Hypatima apparitrix

Scientific classification
- Domain: Eukaryota
- Kingdom: Animalia
- Phylum: Arthropoda
- Class: Insecta
- Order: Lepidoptera
- Family: Gelechiidae
- Genus: Hypatima
- Species: H. apparitrix
- Binomial name: Hypatima apparitrix (Meyrick, 1921)
- Synonyms: Chelaria apparitrix Meyrick, 1921;

= Hypatima apparitrix =

- Authority: (Meyrick, 1921)
- Synonyms: Chelaria apparitrix Meyrick, 1921

Species of moth

Hypatima apparitrix is a moth in the family Gelechiidae. It was described by Edward Meyrick in 1921. It is found on Java in Indonesia.

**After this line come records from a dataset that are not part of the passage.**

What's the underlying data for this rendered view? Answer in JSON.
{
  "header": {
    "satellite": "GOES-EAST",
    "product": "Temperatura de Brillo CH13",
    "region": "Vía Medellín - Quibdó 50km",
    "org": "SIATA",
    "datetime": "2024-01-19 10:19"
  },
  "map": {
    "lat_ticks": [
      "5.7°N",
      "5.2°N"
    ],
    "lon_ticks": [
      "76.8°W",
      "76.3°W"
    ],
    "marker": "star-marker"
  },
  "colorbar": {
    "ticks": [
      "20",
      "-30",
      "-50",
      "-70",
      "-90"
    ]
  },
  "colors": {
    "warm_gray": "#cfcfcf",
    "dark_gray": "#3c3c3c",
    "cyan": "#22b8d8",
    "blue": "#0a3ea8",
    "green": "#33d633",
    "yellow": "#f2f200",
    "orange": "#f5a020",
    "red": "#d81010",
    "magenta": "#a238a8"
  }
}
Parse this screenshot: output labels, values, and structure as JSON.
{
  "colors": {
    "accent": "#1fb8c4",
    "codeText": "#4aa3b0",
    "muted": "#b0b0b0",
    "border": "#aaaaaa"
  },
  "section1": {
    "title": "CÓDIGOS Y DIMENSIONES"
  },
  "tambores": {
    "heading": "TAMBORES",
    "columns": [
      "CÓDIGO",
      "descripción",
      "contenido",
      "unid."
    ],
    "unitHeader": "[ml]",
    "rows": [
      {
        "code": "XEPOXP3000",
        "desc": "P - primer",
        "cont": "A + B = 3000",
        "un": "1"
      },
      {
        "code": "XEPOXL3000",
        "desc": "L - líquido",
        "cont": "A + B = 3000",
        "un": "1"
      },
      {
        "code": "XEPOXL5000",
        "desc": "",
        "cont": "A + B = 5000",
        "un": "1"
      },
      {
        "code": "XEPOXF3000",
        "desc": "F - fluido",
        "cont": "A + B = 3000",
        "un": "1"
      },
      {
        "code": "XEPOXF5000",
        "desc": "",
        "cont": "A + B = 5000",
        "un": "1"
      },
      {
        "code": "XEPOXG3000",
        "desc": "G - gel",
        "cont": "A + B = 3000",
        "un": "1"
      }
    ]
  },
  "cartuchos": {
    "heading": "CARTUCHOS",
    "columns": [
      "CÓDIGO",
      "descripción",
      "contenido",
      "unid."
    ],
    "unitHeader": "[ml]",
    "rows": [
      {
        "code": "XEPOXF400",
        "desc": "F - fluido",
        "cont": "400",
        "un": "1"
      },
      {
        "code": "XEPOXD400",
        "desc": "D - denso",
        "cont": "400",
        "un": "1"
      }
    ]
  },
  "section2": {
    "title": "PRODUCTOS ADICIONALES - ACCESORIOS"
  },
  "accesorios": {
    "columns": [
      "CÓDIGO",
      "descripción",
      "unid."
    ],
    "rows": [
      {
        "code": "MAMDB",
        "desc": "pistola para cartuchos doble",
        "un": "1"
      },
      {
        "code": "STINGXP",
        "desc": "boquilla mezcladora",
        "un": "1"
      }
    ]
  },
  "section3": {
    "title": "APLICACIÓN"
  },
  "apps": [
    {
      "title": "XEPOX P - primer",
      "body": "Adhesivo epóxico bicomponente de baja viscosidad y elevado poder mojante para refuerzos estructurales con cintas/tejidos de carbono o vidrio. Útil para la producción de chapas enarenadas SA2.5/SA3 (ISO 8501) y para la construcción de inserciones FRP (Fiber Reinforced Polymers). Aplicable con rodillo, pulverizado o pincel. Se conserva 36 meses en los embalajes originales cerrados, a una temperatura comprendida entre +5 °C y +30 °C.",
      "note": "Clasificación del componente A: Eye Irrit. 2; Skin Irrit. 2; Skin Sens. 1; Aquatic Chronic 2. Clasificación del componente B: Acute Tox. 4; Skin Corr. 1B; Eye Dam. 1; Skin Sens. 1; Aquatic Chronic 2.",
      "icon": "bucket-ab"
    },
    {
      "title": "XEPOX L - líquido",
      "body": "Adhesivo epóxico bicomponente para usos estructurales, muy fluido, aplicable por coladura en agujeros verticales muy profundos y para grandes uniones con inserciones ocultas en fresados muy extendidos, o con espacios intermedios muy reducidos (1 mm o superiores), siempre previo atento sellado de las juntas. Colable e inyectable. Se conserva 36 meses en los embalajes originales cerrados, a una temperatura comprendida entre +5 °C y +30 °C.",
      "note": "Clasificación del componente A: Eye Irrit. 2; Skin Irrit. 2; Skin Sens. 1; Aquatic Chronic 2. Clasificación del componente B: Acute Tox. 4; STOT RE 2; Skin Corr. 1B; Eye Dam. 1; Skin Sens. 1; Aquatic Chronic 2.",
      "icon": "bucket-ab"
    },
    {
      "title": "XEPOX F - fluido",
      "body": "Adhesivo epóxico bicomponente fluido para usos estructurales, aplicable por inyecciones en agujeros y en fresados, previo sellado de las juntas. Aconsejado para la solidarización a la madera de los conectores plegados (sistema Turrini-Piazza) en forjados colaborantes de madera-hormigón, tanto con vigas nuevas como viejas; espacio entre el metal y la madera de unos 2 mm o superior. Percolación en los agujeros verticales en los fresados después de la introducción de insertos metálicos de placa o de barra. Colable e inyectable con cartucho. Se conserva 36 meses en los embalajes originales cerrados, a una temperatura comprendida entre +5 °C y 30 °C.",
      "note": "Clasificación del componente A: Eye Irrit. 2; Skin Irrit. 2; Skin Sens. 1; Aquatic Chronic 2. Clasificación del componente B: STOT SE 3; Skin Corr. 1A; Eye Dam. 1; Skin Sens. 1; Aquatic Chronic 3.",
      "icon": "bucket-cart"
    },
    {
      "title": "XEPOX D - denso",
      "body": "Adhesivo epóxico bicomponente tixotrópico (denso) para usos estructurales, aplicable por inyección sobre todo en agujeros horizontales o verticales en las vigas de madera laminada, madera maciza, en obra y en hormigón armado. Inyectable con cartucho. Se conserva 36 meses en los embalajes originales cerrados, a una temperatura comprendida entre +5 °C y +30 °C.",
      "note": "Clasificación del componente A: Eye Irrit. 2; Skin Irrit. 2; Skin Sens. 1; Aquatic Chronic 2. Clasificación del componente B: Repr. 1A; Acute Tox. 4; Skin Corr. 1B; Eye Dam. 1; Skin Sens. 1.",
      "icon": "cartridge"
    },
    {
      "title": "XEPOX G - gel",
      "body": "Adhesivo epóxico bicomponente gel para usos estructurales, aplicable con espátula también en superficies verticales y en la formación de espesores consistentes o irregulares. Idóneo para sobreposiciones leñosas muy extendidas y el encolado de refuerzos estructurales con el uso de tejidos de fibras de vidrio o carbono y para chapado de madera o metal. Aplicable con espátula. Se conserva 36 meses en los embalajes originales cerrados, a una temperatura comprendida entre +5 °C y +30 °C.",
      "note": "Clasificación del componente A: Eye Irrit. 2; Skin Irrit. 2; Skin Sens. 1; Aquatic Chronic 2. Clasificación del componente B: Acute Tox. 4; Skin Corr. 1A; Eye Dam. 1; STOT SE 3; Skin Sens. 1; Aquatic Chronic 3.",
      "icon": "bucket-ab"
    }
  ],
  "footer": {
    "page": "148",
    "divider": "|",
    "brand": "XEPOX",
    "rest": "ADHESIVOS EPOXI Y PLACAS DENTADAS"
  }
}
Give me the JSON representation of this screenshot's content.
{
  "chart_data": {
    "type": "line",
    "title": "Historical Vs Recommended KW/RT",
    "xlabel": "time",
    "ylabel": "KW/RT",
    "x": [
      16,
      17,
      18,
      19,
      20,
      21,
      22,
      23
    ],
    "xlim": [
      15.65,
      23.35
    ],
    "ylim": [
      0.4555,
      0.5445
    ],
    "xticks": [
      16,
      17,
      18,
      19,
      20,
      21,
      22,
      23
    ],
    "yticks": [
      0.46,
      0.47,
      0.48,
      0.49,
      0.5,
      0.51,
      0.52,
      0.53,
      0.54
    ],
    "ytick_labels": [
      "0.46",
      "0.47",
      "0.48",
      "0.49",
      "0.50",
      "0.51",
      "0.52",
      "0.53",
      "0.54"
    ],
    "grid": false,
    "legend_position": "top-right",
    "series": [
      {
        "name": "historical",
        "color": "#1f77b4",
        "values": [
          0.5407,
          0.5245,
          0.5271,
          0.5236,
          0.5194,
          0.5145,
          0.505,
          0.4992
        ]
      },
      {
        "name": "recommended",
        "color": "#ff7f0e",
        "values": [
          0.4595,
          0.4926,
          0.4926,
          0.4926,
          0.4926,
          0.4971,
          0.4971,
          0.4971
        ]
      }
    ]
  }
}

The wingspan is about 16 mm. The forewings are pale grey irregularly sprinkled with whitish and darker grey and with an irregular black subcostal dash from the base, as well as black scales tending to form slight dashes or dots scattered in the disc, surrounded by grey suffusion. The costal area is suffused with whitish from near the base to three-fourths, with three rhomboidal dark grey spots occupying it from one-fourth to two-thirds, separated by narrow oblique streaks. There is an irregular fine black longitudinal line ending in the termen beneath the apex. The hindwings are light grey, thinly scaled and purple iridescent in the disc and with the veins grey.